La Cour de cassation précise que dans la mesure où "aucun de ceux qui étaient administrateurs à cette date n'a établi ni même allégué s'être opposé personnellement à cet arrêté des comptes, la cour d'appel a pu déduire la volonté de dissimulation de chacun des membres du conseil d'administration". La responsabilité individuelle de chacun est ainsi engagée.
Dès lors, il ne peut être que recommandé la plus grande prudence et vigilance aux membres des conseils d'administration et directoires, en dépit de la confiance qui peut les unir.
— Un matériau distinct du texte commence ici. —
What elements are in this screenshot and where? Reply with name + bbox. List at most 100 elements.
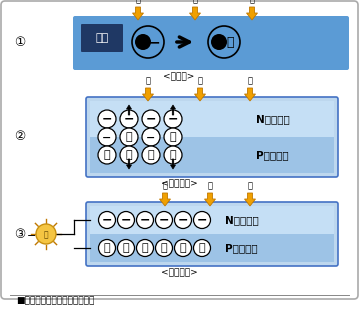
Text: ＋: ＋ xyxy=(170,151,176,161)
Text: ＋: ＋ xyxy=(170,133,176,142)
Text: −: − xyxy=(121,214,131,226)
FancyArrow shape xyxy=(126,159,131,169)
Text: <半導体>: <半導体> xyxy=(163,72,195,82)
Circle shape xyxy=(142,128,160,146)
Text: −: − xyxy=(197,214,207,226)
Circle shape xyxy=(117,211,135,228)
Text: −: − xyxy=(124,112,134,125)
Text: ②: ② xyxy=(14,130,25,144)
Text: ＋: ＋ xyxy=(104,151,110,161)
Text: 光: 光 xyxy=(197,76,202,85)
Text: N型半導体: N型半導体 xyxy=(225,215,259,225)
FancyBboxPatch shape xyxy=(90,234,334,262)
Text: 光: 光 xyxy=(250,0,255,4)
FancyArrow shape xyxy=(126,105,131,115)
FancyBboxPatch shape xyxy=(90,137,334,173)
FancyArrow shape xyxy=(190,7,200,20)
Circle shape xyxy=(98,146,116,164)
Text: 光: 光 xyxy=(208,181,213,190)
Text: 光: 光 xyxy=(247,181,252,190)
Circle shape xyxy=(98,128,116,146)
FancyBboxPatch shape xyxy=(86,97,338,177)
Text: −: − xyxy=(178,214,188,226)
Text: ＋: ＋ xyxy=(226,36,234,49)
Text: −: − xyxy=(102,133,112,142)
Text: <太陽電池>: <太陽電池> xyxy=(160,268,197,278)
FancyArrow shape xyxy=(195,88,205,101)
Text: −: − xyxy=(168,112,178,125)
FancyArrow shape xyxy=(244,193,256,206)
Circle shape xyxy=(194,239,210,256)
Circle shape xyxy=(142,110,160,128)
FancyArrow shape xyxy=(247,7,257,20)
FancyArrow shape xyxy=(159,193,171,206)
FancyArrow shape xyxy=(244,88,256,101)
Circle shape xyxy=(117,239,135,256)
Text: 電: 電 xyxy=(44,230,48,239)
Text: −: − xyxy=(148,35,160,49)
FancyArrow shape xyxy=(205,193,215,206)
Text: −: − xyxy=(146,133,156,142)
Circle shape xyxy=(36,224,56,244)
Circle shape xyxy=(194,211,210,228)
Circle shape xyxy=(174,239,191,256)
Circle shape xyxy=(135,34,151,50)
Text: ①: ① xyxy=(14,37,25,49)
FancyBboxPatch shape xyxy=(90,206,334,234)
FancyArrow shape xyxy=(171,105,176,115)
FancyArrow shape xyxy=(143,88,154,101)
Circle shape xyxy=(142,146,160,164)
Text: −: − xyxy=(27,231,37,241)
Text: P型半導体: P型半導体 xyxy=(225,243,258,253)
FancyArrow shape xyxy=(171,159,176,169)
Text: 光: 光 xyxy=(247,76,252,85)
Text: 光: 光 xyxy=(145,76,150,85)
Text: 光: 光 xyxy=(192,0,197,4)
Text: −: − xyxy=(102,214,112,226)
FancyArrow shape xyxy=(132,7,144,20)
Circle shape xyxy=(98,110,116,128)
Text: ＋: ＋ xyxy=(161,243,167,254)
Text: <太陽電池>: <太陽電池> xyxy=(160,180,197,188)
Text: ＋: ＋ xyxy=(148,151,154,161)
Text: −: − xyxy=(102,112,112,125)
FancyBboxPatch shape xyxy=(1,1,358,299)
Circle shape xyxy=(132,26,164,58)
FancyBboxPatch shape xyxy=(90,101,334,137)
Text: −: − xyxy=(159,214,169,226)
Circle shape xyxy=(120,146,138,164)
Text: ■太陽光パネルの発電イメージ: ■太陽光パネルの発電イメージ xyxy=(16,296,94,306)
Circle shape xyxy=(136,239,154,256)
Circle shape xyxy=(98,211,116,228)
Text: P型半導体: P型半導体 xyxy=(256,150,289,160)
Text: ＋: ＋ xyxy=(123,243,129,254)
FancyBboxPatch shape xyxy=(86,202,338,266)
Text: ＋: ＋ xyxy=(199,243,205,254)
Text: 光: 光 xyxy=(163,181,168,190)
Circle shape xyxy=(211,34,227,50)
Text: −: − xyxy=(140,214,150,226)
Circle shape xyxy=(120,128,138,146)
Text: ③: ③ xyxy=(14,227,25,240)
Text: ＋: ＋ xyxy=(126,151,132,161)
Circle shape xyxy=(164,146,182,164)
Circle shape xyxy=(164,128,182,146)
Text: 原子: 原子 xyxy=(95,33,109,43)
Circle shape xyxy=(208,26,240,58)
Text: ＋: ＋ xyxy=(180,243,186,254)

En cas de doute, au regard de cette jurisprudence, il semblera prudent non pas seulement de s'abstenir mais de s'opposer à la décision à prendre et donc éventuellement aux autres membres du conseil d'administration, tout en se ménageant la preuve de son opposition ou au moins dans le doute des réserves formulées.
Par ailleurs, la Cour de cassation rappelle que "le point de départ de la prescription triennale de l'action en responsabilité à leur encontre devait être fixé à la date de la révélation du fait dommageable", ce qui reporte d'autant la prescription, et aggrave leur responsabilité.
La Cour de cassation précise également que "l'article L. 631-1 du code monétaire et financier, dans sa rédaction issue de l'ordonnance n° 2007-544 du 12 avril 2007, est applicable aux renseignements recueillis antérieurement à son entrée en vigueur et dont l'utilisation n'a pas fait l'objet d'un litige définitivement tranché à cette date".
En outre, par cet arrêt, la Cour de cassation limite la portée du secret bancaire s'agissant de la Commission Bancaire, en jugeant que "l'article L. 613-20 du code monétaire et financier, énumérant seulement les hypothèses dans lesquelles le secret professionnel auquel sont tenues les personnes participant ou ayant participé aux contrôles des établissements de crédit ne leur est pas opposable, est sans application lorsque la Commission bancaire est légalement autorisée à communiquer au Fonds les rapports d'inspection que ce dernier peut utiliser aux fins pour lesquelles ils lui ont été communiqués".
Enfin, la Cour de cassation est conduite à rappeler les principes relatifs au respect du principe du contradictoire en considérant que dès lors que les pièces communiquées ont pu faire l'objet d'un débat contradictoire, et que les parties ont été en mesure de former des demandes d'instructions complémentaires, le principe du contradictoire est respecté.
La Cour de cassation juge en effet que "ne méconnaît ni les exigences de l'article 16 du code de procédure civile ni celles de l'article 6 § 1 de la Convention de sauvegarde des droits de l'homme et des libertés fondamentales, la production aux débats dans leur intégralité et avec leurs annexes des rapports d'inspection de la commission bancaire, dès lors que ces documents sont soumis au débat contradictoire des parties, que celles ci ont la possibilité d'en discuter le contenu, sauf aux parties à solliciter la production forcée de pièces complémentaires qui leur apparaîtrait indispensable à l'exercice de leur défense, et au juge à apprécier l'opportunité d'y faire droit".